Our focus then became finding Ruffed Grouse since there were tracks everywhere. We thought maybe, if we were quiet enough, we could sneak up on one in a tree and get a good photo. In total, we flushed 5 different grouse.
We walked about 1.5 miles of the trail before deciding to head back. The birds weren’t very active and our dog was showing some signs of slowing down. (Of course, he had probably run 10-miles at this point, circling back and forth between us.) Birding in winter is not about finding a high diversity of species; it’s about quietly searching for the hardy residents who call the Adirondack forests home for the season. Unfortunately, we didn’t see or hear any Boreal Chickadees or Canada Jays. But in addition to the Black-backed Woodpeckers and Ruffed Grouse, we located Black-capped Chickadees, a Common Raven, and one Downy Woodpecker.

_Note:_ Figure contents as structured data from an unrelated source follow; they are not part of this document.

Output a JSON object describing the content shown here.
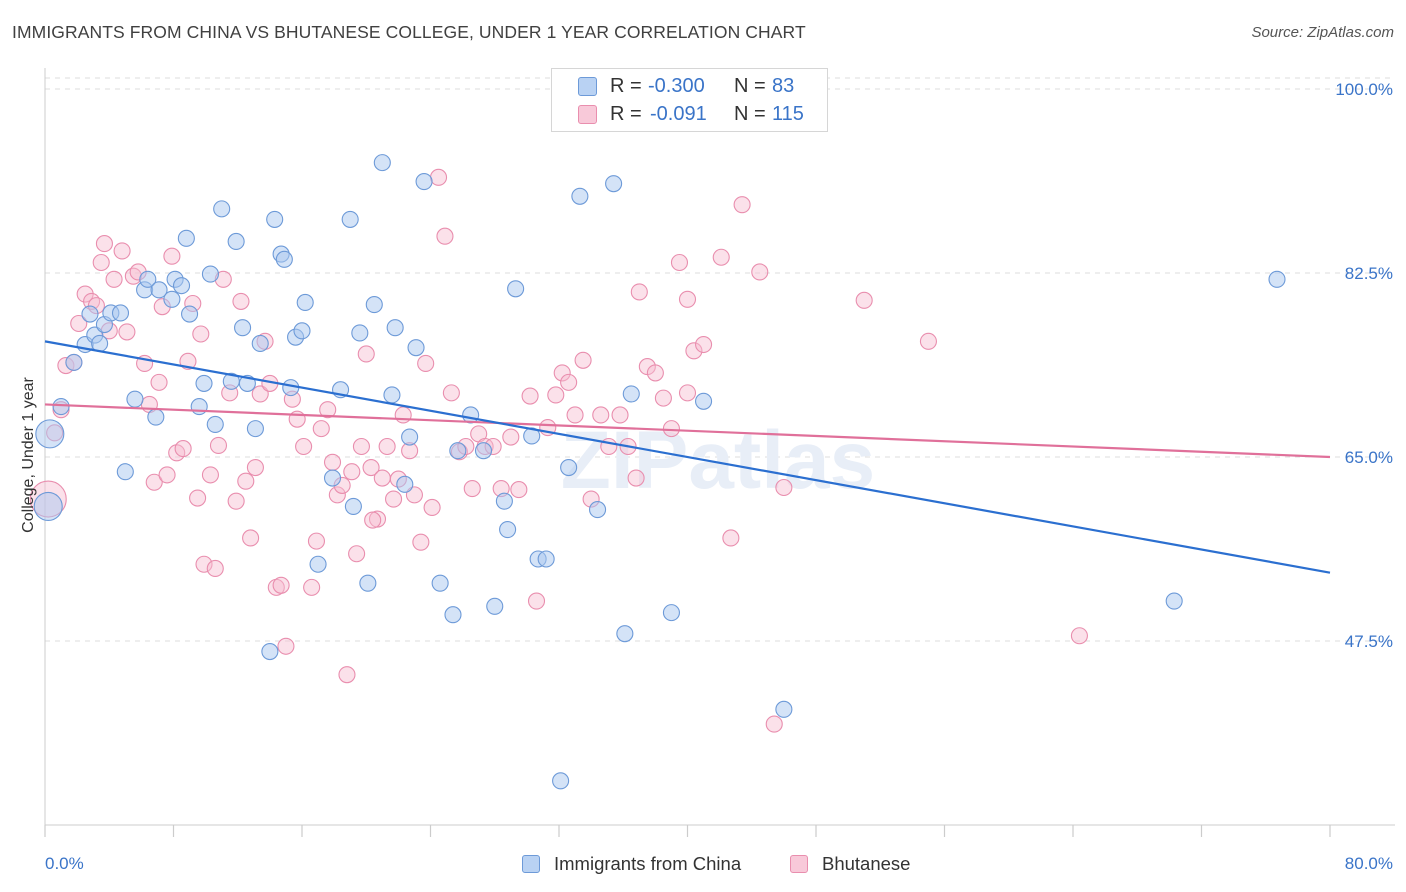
{
  "title": "IMMIGRANTS FROM CHINA VS BHUTANESE COLLEGE, UNDER 1 YEAR CORRELATION CHART",
  "source": "Source: ZipAtlas.com",
  "watermark": "ZIPatlas",
  "legend": {
    "rows": [
      {
        "r_label": "R =",
        "r_value": "-0.300",
        "n_label": "N =",
        "n_value": "83"
      },
      {
        "r_label": "R =",
        "r_value": "-0.091",
        "n_label": "N =",
        "n_value": "115"
      }
    ]
  },
  "bottom_legend": {
    "series1": "Immigrants from China",
    "series2": "Bhutanese"
  },
  "colors": {
    "china_fill": "#a9c8f0",
    "china_stroke": "#6d9ad8",
    "china_line": "#2b6fd0",
    "bhutanese_fill": "#f6bcd0",
    "bhutanese_stroke": "#e98eae",
    "bhutanese_line": "#e0709a",
    "axis_label": "#3a74c8",
    "grid": "#dedede"
  },
  "chart_data": {
    "type": "scatter",
    "title": "IMMIGRANTS FROM CHINA VS BHUTANESE COLLEGE, UNDER 1 YEAR CORRELATION CHART",
    "xlabel": "",
    "ylabel": "College, Under 1 year",
    "xlim": [
      0,
      80
    ],
    "ylim": [
      30,
      102
    ],
    "x_tick_labels": [
      "0.0%",
      "80.0%"
    ],
    "y_ticks": [
      47.5,
      65.0,
      82.5,
      100.0
    ],
    "y_tick_labels": [
      "47.5%",
      "65.0%",
      "82.5%",
      "100.0%"
    ],
    "grid": true,
    "legend_placement": "top-center",
    "series": [
      {
        "name": "Immigrants from China",
        "R": -0.3,
        "N": 83,
        "trend": {
          "x": [
            0,
            80
          ],
          "y": [
            76.0,
            54.0
          ]
        },
        "points": [
          [
            0.3,
            67.2
          ],
          [
            1.0,
            69.8
          ],
          [
            1.8,
            74.0
          ],
          [
            2.5,
            75.7
          ],
          [
            2.8,
            78.6
          ],
          [
            3.1,
            76.6
          ],
          [
            3.4,
            75.8
          ],
          [
            3.7,
            77.6
          ],
          [
            4.1,
            78.7
          ],
          [
            4.7,
            78.7
          ],
          [
            5.0,
            63.6
          ],
          [
            5.6,
            70.5
          ],
          [
            6.2,
            80.9
          ],
          [
            6.4,
            81.9
          ],
          [
            6.9,
            68.8
          ],
          [
            7.1,
            80.9
          ],
          [
            7.9,
            80.0
          ],
          [
            8.1,
            81.9
          ],
          [
            8.5,
            81.3
          ],
          [
            8.8,
            85.8
          ],
          [
            9.0,
            78.6
          ],
          [
            9.6,
            69.8
          ],
          [
            9.9,
            72.0
          ],
          [
            10.3,
            82.4
          ],
          [
            10.6,
            68.1
          ],
          [
            11.0,
            88.6
          ],
          [
            11.6,
            72.2
          ],
          [
            11.9,
            85.5
          ],
          [
            12.3,
            77.3
          ],
          [
            12.6,
            72.0
          ],
          [
            13.1,
            67.7
          ],
          [
            13.4,
            75.8
          ],
          [
            14.0,
            46.5
          ],
          [
            14.3,
            87.6
          ],
          [
            14.7,
            84.3
          ],
          [
            14.9,
            83.8
          ],
          [
            15.3,
            71.6
          ],
          [
            15.6,
            76.4
          ],
          [
            16.0,
            77.0
          ],
          [
            16.2,
            79.7
          ],
          [
            17.0,
            54.8
          ],
          [
            17.9,
            63.0
          ],
          [
            18.4,
            71.4
          ],
          [
            19.0,
            87.6
          ],
          [
            19.2,
            60.3
          ],
          [
            19.6,
            76.8
          ],
          [
            20.1,
            53.0
          ],
          [
            20.5,
            79.5
          ],
          [
            21.0,
            93.0
          ],
          [
            21.6,
            70.9
          ],
          [
            21.8,
            77.3
          ],
          [
            22.4,
            62.4
          ],
          [
            22.7,
            66.9
          ],
          [
            23.1,
            75.4
          ],
          [
            23.6,
            91.2
          ],
          [
            24.6,
            53.0
          ],
          [
            25.4,
            50.0
          ],
          [
            25.7,
            65.6
          ],
          [
            26.5,
            69.0
          ],
          [
            27.3,
            65.6
          ],
          [
            28.0,
            50.8
          ],
          [
            28.6,
            60.8
          ],
          [
            28.8,
            58.1
          ],
          [
            29.3,
            81.0
          ],
          [
            30.3,
            67.0
          ],
          [
            30.7,
            55.3
          ],
          [
            31.2,
            55.3
          ],
          [
            32.1,
            34.2
          ],
          [
            32.6,
            64.0
          ],
          [
            33.3,
            89.8
          ],
          [
            34.4,
            60.0
          ],
          [
            35.4,
            91.0
          ],
          [
            36.1,
            48.2
          ],
          [
            36.5,
            71.0
          ],
          [
            39.0,
            50.2
          ],
          [
            41.0,
            70.3
          ],
          [
            46.0,
            41.0
          ],
          [
            70.3,
            51.3
          ],
          [
            76.7,
            81.9
          ],
          [
            0.2,
            60.3
          ]
        ]
      },
      {
        "name": "Bhutanese",
        "R": -0.091,
        "N": 115,
        "trend": {
          "x": [
            0,
            80
          ],
          "y": [
            70.0,
            65.0
          ]
        },
        "points": [
          [
            0.2,
            61.0
          ],
          [
            0.6,
            67.3
          ],
          [
            1.0,
            69.5
          ],
          [
            1.3,
            73.7
          ],
          [
            1.8,
            74.0
          ],
          [
            2.1,
            77.7
          ],
          [
            2.5,
            80.5
          ],
          [
            2.9,
            79.8
          ],
          [
            3.2,
            79.4
          ],
          [
            3.5,
            83.5
          ],
          [
            3.7,
            85.3
          ],
          [
            4.0,
            77.0
          ],
          [
            4.3,
            81.9
          ],
          [
            4.8,
            84.6
          ],
          [
            5.1,
            76.9
          ],
          [
            5.5,
            82.2
          ],
          [
            5.8,
            82.6
          ],
          [
            6.2,
            73.9
          ],
          [
            6.5,
            70.0
          ],
          [
            6.8,
            62.6
          ],
          [
            7.1,
            72.1
          ],
          [
            7.3,
            79.3
          ],
          [
            7.6,
            63.3
          ],
          [
            7.9,
            84.1
          ],
          [
            8.2,
            65.4
          ],
          [
            8.6,
            65.8
          ],
          [
            8.9,
            74.1
          ],
          [
            9.2,
            79.6
          ],
          [
            9.5,
            61.1
          ],
          [
            9.7,
            76.7
          ],
          [
            9.9,
            54.8
          ],
          [
            10.3,
            63.3
          ],
          [
            10.6,
            54.4
          ],
          [
            10.8,
            66.1
          ],
          [
            11.1,
            81.9
          ],
          [
            11.5,
            71.1
          ],
          [
            11.9,
            60.8
          ],
          [
            12.2,
            79.8
          ],
          [
            12.5,
            62.7
          ],
          [
            12.8,
            57.3
          ],
          [
            13.1,
            64.0
          ],
          [
            13.4,
            71.0
          ],
          [
            13.7,
            76.0
          ],
          [
            14.0,
            72.0
          ],
          [
            14.4,
            52.6
          ],
          [
            14.7,
            52.8
          ],
          [
            15.0,
            47.0
          ],
          [
            15.4,
            70.5
          ],
          [
            15.7,
            68.6
          ],
          [
            16.1,
            66.0
          ],
          [
            16.6,
            52.6
          ],
          [
            16.9,
            57.0
          ],
          [
            17.2,
            67.7
          ],
          [
            17.6,
            69.5
          ],
          [
            17.9,
            64.5
          ],
          [
            18.2,
            61.4
          ],
          [
            18.5,
            62.3
          ],
          [
            18.8,
            44.3
          ],
          [
            19.1,
            63.6
          ],
          [
            19.4,
            55.8
          ],
          [
            19.7,
            66.0
          ],
          [
            20.0,
            74.8
          ],
          [
            20.3,
            64.0
          ],
          [
            20.7,
            59.1
          ],
          [
            21.0,
            63.0
          ],
          [
            21.3,
            66.0
          ],
          [
            21.7,
            61.0
          ],
          [
            22.0,
            62.9
          ],
          [
            22.3,
            69.0
          ],
          [
            22.7,
            65.6
          ],
          [
            23.0,
            61.4
          ],
          [
            23.4,
            56.9
          ],
          [
            23.7,
            73.9
          ],
          [
            24.1,
            60.2
          ],
          [
            24.5,
            91.6
          ],
          [
            24.9,
            86.0
          ],
          [
            25.3,
            71.1
          ],
          [
            25.8,
            65.5
          ],
          [
            26.2,
            66.0
          ],
          [
            26.6,
            62.0
          ],
          [
            27.0,
            67.2
          ],
          [
            27.4,
            66.0
          ],
          [
            27.9,
            66.0
          ],
          [
            28.4,
            62.0
          ],
          [
            29.0,
            66.9
          ],
          [
            29.5,
            61.9
          ],
          [
            30.2,
            70.8
          ],
          [
            30.6,
            51.3
          ],
          [
            31.3,
            67.8
          ],
          [
            31.8,
            70.9
          ],
          [
            32.2,
            73.0
          ],
          [
            32.6,
            72.1
          ],
          [
            33.0,
            69.0
          ],
          [
            33.5,
            74.2
          ],
          [
            34.0,
            61.0
          ],
          [
            34.6,
            69.0
          ],
          [
            35.1,
            66.0
          ],
          [
            35.8,
            69.0
          ],
          [
            36.3,
            66.0
          ],
          [
            36.8,
            63.0
          ],
          [
            37.0,
            80.7
          ],
          [
            37.5,
            73.6
          ],
          [
            38.0,
            73.0
          ],
          [
            38.5,
            70.6
          ],
          [
            39.0,
            67.7
          ],
          [
            39.5,
            83.5
          ],
          [
            40.0,
            71.1
          ],
          [
            40.4,
            75.1
          ],
          [
            41.0,
            75.7
          ],
          [
            42.1,
            84.0
          ],
          [
            42.7,
            57.3
          ],
          [
            43.4,
            89.0
          ],
          [
            44.5,
            82.6
          ],
          [
            46.0,
            62.1
          ],
          [
            51.0,
            79.9
          ],
          [
            55.0,
            76.0
          ],
          [
            64.4,
            48.0
          ],
          [
            40.0,
            80.0
          ],
          [
            45.4,
            39.6
          ],
          [
            20.4,
            59.0
          ]
        ]
      }
    ]
  }
}
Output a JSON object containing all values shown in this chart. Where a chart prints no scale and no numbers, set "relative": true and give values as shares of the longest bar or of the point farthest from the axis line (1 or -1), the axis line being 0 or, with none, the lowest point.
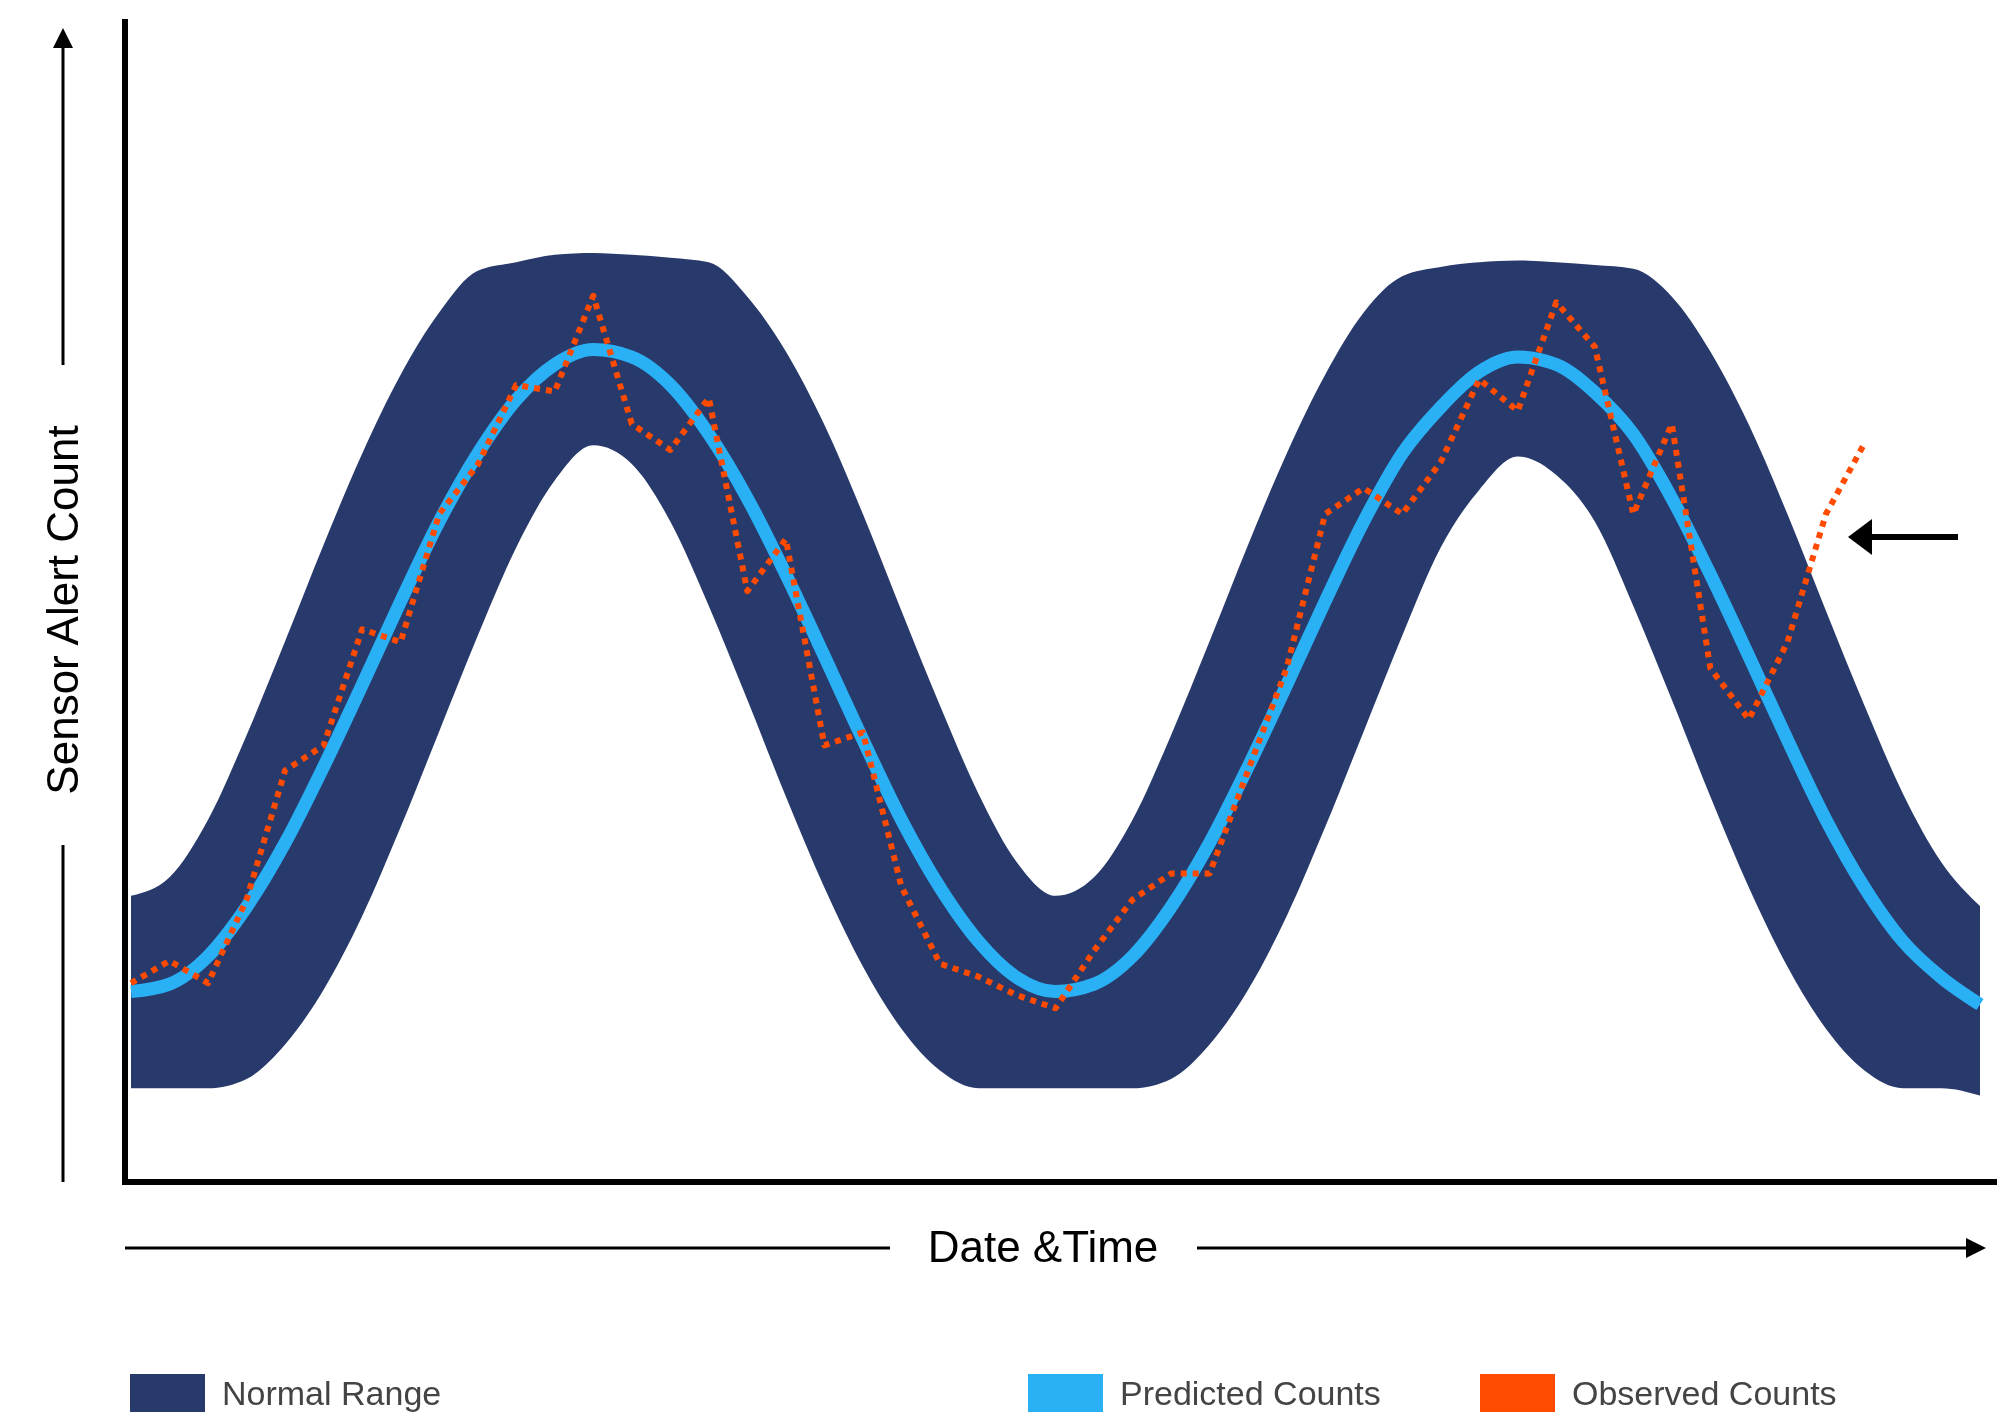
{
  "chart_data": {
    "type": "line",
    "relative": true,
    "xlabel": "Date &Time",
    "ylabel": "Sensor Alert Count",
    "legend": "bottom",
    "categories": [
      null,
      null,
      null,
      null,
      null,
      null,
      null,
      null,
      null,
      null,
      null,
      null,
      null,
      null,
      null,
      null,
      null,
      null,
      null,
      null,
      null,
      null,
      null,
      null,
      null,
      null,
      null,
      null,
      null,
      null,
      null,
      null,
      null,
      null,
      null,
      null,
      null,
      null,
      null,
      null,
      null,
      null,
      null,
      null,
      null,
      null,
      null,
      null,
      null
    ],
    "series": [
      {
        "name": "Normal Range",
        "type": "area",
        "color": "#283a6b",
        "values": [
          0.308,
          0.328,
          0.39,
          0.481,
          0.582,
          0.686,
          0.784,
          0.869,
          0.936,
          0.981,
          0.99,
          0.998,
          1.0,
          0.998,
          0.995,
          0.99,
          0.953,
          0.894,
          0.815,
          0.719,
          0.615,
          0.513,
          0.418,
          0.344,
          0.308,
          0.328,
          0.39,
          0.481,
          0.582,
          0.686,
          0.784,
          0.869,
          0.936,
          0.975,
          0.985,
          0.99,
          0.992,
          0.99,
          0.987,
          0.983,
          0.953,
          0.894,
          0.815,
          0.719,
          0.615,
          0.513,
          0.418,
          0.344,
          0.297
        ]
      },
      {
        "type": "area",
        "color": "#ffffff",
        "values": [
          0.101,
          0.101,
          0.101,
          0.111,
          0.148,
          0.207,
          0.286,
          0.382,
          0.485,
          0.588,
          0.683,
          0.755,
          0.793,
          0.773,
          0.711,
          0.62,
          0.519,
          0.415,
          0.317,
          0.232,
          0.165,
          0.12,
          0.101,
          0.101,
          0.101,
          0.101,
          0.101,
          0.111,
          0.148,
          0.207,
          0.286,
          0.382,
          0.485,
          0.588,
          0.683,
          0.745,
          0.781,
          0.761,
          0.711,
          0.62,
          0.519,
          0.415,
          0.317,
          0.232,
          0.165,
          0.12,
          0.101,
          0.101,
          0.093
        ]
      },
      {
        "name": "Predicted Counts",
        "type": "line",
        "color": "#29b0f5",
        "values": [
          0.205,
          0.213,
          0.243,
          0.296,
          0.365,
          0.447,
          0.535,
          0.625,
          0.711,
          0.784,
          0.842,
          0.88,
          0.896,
          0.888,
          0.858,
          0.805,
          0.736,
          0.654,
          0.566,
          0.476,
          0.39,
          0.317,
          0.259,
          0.22,
          0.205,
          0.213,
          0.243,
          0.296,
          0.365,
          0.447,
          0.535,
          0.625,
          0.711,
          0.784,
          0.834,
          0.872,
          0.888,
          0.88,
          0.85,
          0.805,
          0.736,
          0.654,
          0.566,
          0.476,
          0.39,
          0.317,
          0.259,
          0.22,
          0.191
        ]
      },
      {
        "name": "Observed Counts",
        "color": "#ff4a00",
        "line_style": "dotted",
        "values": [
          0.214,
          0.238,
          0.214,
          0.304,
          0.443,
          0.47,
          0.595,
          0.581,
          0.719,
          0.772,
          0.858,
          0.851,
          0.954,
          0.816,
          0.788,
          0.844,
          0.636,
          0.692,
          0.47,
          0.484,
          0.318,
          0.235,
          0.221,
          0.201,
          0.187,
          0.249,
          0.304,
          0.332,
          0.332,
          0.443,
          0.553,
          0.719,
          0.747,
          0.719,
          0.775,
          0.864,
          0.83,
          0.947,
          0.899,
          0.719,
          0.816,
          0.553,
          0.498,
          0.581,
          0.719,
          0.795,
          null,
          null,
          null
        ]
      }
    ]
  }
}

The walk out was just as smooth as the walk in. The trail has some ups and downs, but nothing incredibly steep or challenging. We didn’t ski in today, but I’d like to return sometime this winter to ski the entire length (and hopefully find the bird species we missed!). We drove through all Adirondack Hub towns and noted that Common Redpolls were, well, common at a lot of feeders this year! If you’re looking for other birding spots in the Hub, check out the Town Beach in Schroon Lake, the Adirondack Interpretive Center in Newcomb, any of the roadside pull-offs in Minerva, or even the Frontier Town Campground in North Hudson. Keep a watchful eye for Common Redpolls, Red Crossbills, and Evening Grosbeaks. It's a big year for "winter finches."
While you’re out birding in the Adirondack Hub, check out some local dining options for take-out or dine-in, or shop local at one of the many stores in the area. Grab your binoculars and get out there today!